Once you have those compiled, you can simply open up either the
Xcode or Visual Studio project files located under:
  Tools/IDE/Xcode (for OSX/iOS)
  Tools/IDE/Visual Studio/2011 (for Windows)
and select PlasmaApp, and compile normally.

Note that thirdparty libraries are not properly specified as
dependencies under Xcode, so recompiling them won't force a relink.

Also note that the Visual Studio 2010 project is direly outdated
(sorry).


Notes about targets
-------------------

Every target ending with Test (BaseTest, FusionTest, etc.) are meant
to be unit tests, run on the command line.

Every target ending in App (FusionApp, PlasmaApp) are meant to be standalone
GUI applications.


=======
RUNNING
=======

Each application relies on a Lua script to create the GUI.
As arguments to the executable, you need to pass the absolute/relative paths
of the Data subdirectories you want to use.  If you specify a script as an
argument, it will get executed; this is how we can run multiple applications
using the same executable.

For example, if you set the following command arguments in Visual Studio:
  common tool/plasma
it will automatically search up to find a 'Data' directory, then add its
'common' subdirectory (to that we can find 'theme/default'), and then try
to execute 'Data/tool/plasma/main.ui', which is the first 'main.ui' file
it will find.  If you wanted to, you could have appended 'test/fusion' to
run a simple GUI test, or append to that another 'script/app/font' to run
another application related to fonts.

Notes about iOS
---------------

Because of the way iOS applications are sandboxed, we need to bundle
the asset files along with the application bundle.

For that, we have created a manifest file to list all of the files
to bundle with the application.  See under Data/manifest for examples.

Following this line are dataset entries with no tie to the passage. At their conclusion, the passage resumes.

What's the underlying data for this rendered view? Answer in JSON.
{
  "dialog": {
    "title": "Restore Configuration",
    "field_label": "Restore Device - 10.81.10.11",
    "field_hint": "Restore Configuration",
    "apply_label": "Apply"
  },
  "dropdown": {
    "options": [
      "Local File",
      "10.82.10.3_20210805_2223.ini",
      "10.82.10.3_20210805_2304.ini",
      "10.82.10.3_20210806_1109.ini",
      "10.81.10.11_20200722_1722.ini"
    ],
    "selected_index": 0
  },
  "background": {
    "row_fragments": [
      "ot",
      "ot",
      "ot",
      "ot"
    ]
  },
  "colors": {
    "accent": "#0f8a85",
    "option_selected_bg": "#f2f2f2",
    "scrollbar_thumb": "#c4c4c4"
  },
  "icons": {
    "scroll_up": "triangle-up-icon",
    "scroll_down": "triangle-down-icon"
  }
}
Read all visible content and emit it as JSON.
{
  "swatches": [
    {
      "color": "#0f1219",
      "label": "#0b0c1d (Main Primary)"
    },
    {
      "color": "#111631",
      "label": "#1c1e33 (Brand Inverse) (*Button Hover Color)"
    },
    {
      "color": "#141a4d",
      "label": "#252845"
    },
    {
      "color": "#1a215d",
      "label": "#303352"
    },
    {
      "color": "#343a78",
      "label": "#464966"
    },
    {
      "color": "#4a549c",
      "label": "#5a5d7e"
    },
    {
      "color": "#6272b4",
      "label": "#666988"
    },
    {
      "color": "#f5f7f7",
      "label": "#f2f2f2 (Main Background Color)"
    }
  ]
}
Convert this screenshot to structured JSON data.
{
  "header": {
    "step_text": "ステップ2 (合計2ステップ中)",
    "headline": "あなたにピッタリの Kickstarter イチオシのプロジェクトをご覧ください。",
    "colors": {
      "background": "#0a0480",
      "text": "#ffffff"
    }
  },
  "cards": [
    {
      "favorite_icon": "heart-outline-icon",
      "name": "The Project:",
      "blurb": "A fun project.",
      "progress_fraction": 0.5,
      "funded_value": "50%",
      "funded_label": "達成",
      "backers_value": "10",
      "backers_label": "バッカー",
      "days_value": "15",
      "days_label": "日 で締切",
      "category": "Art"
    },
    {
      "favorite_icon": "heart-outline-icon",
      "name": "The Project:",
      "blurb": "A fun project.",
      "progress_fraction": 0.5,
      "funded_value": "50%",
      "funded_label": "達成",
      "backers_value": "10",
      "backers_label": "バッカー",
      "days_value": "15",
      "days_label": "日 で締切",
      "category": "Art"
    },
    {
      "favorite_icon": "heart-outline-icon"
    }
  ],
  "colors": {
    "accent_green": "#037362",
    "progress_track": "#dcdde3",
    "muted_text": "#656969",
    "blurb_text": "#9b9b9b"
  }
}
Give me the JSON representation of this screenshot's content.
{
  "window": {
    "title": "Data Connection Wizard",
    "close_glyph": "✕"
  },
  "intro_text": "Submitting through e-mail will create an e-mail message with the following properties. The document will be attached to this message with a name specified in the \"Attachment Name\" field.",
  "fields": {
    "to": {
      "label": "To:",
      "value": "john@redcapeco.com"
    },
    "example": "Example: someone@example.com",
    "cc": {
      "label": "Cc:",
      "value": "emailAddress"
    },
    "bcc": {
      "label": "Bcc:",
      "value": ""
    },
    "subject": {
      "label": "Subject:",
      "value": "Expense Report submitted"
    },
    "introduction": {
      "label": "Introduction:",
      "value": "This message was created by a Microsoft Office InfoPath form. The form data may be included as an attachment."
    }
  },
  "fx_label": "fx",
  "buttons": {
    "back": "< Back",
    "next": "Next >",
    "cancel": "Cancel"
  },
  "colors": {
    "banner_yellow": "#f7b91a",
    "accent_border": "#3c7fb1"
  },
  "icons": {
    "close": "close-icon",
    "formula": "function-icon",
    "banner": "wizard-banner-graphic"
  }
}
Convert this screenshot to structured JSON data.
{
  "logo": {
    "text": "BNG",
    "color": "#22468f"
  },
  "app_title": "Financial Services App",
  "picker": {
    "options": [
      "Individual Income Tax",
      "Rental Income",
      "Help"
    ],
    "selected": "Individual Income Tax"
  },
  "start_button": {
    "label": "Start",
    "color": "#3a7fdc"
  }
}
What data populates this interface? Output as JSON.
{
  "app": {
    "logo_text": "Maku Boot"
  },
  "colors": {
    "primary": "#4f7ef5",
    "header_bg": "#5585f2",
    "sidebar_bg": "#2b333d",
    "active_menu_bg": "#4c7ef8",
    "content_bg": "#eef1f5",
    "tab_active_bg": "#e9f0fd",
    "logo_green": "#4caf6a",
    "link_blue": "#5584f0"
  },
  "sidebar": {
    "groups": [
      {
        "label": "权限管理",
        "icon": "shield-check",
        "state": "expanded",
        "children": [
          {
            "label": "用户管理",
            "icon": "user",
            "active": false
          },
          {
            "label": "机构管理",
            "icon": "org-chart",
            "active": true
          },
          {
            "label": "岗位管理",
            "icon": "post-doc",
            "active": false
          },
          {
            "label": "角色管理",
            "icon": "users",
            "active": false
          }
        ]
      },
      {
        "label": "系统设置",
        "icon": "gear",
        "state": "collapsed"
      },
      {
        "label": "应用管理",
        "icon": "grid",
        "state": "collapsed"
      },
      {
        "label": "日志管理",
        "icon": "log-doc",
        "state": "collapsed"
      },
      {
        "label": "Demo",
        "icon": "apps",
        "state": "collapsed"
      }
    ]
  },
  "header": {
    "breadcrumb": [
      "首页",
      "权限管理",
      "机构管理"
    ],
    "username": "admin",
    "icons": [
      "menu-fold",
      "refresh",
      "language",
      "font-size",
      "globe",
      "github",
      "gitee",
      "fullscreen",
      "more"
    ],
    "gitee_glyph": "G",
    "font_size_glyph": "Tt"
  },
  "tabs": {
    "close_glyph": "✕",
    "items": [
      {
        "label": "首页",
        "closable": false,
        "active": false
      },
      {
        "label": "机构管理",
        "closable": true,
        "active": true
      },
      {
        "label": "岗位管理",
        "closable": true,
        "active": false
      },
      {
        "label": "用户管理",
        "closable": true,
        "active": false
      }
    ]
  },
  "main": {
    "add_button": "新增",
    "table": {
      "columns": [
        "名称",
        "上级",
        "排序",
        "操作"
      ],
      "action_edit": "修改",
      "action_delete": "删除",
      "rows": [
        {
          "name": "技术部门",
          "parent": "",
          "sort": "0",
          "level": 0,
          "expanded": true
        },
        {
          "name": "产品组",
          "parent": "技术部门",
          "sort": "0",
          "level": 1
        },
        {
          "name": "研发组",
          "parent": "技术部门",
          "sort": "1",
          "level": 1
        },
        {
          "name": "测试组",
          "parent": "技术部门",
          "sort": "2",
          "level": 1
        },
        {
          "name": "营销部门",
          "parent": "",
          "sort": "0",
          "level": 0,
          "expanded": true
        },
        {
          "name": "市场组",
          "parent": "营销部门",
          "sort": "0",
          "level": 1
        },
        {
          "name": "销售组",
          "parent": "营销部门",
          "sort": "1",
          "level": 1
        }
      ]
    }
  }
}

The format is rather simple: every file or directory listed will be included
in a subdirectory inside a Data directory.  You can even exclude some
files by prefixing them with a minus, or rename the destination, e.g.:
  dirA
  dirB
  -dirB/fileB1
  dirD -> dirC
  dirD/fileD1 -> dirC/fileC1
  -dirD/fileD2

The script responsible for this work is Tools/Scripts/LudoSync.py.
It is called using a CopyData build phase to every Xcode application target.
It can also be used to prepare a release package for other platforms,
or to rename assets, if necessary.

Also, due to a limitation by Apple's own bundle-creating script, removing
an asset might still keep it inside the final bundle, because Apple doesn't
remove outdated files sitting in the bundle directory.
For that reason, it is recommended to get rid of the bundle's directory
(such as by a clean) when generating final executables, as well as verifying
the bundle's content when deploying.

Arguments order
---------------

The arguments listed at invocation have increasing priority, meaning
that later arguments override previous ones, e.g.:
  > PlasmaApp.exe common test/regression test/fusion
will run Data/test/fusion/main.ui, and assets under Data/test/regression
will have precedence over the ones in Data/common.  It also means that
adding script/app/event, such as:
  > PlasmaApp.exe common test/regression test/fusion script/app/event
will now launch Data/test/fusion/script/app/event.ui instead.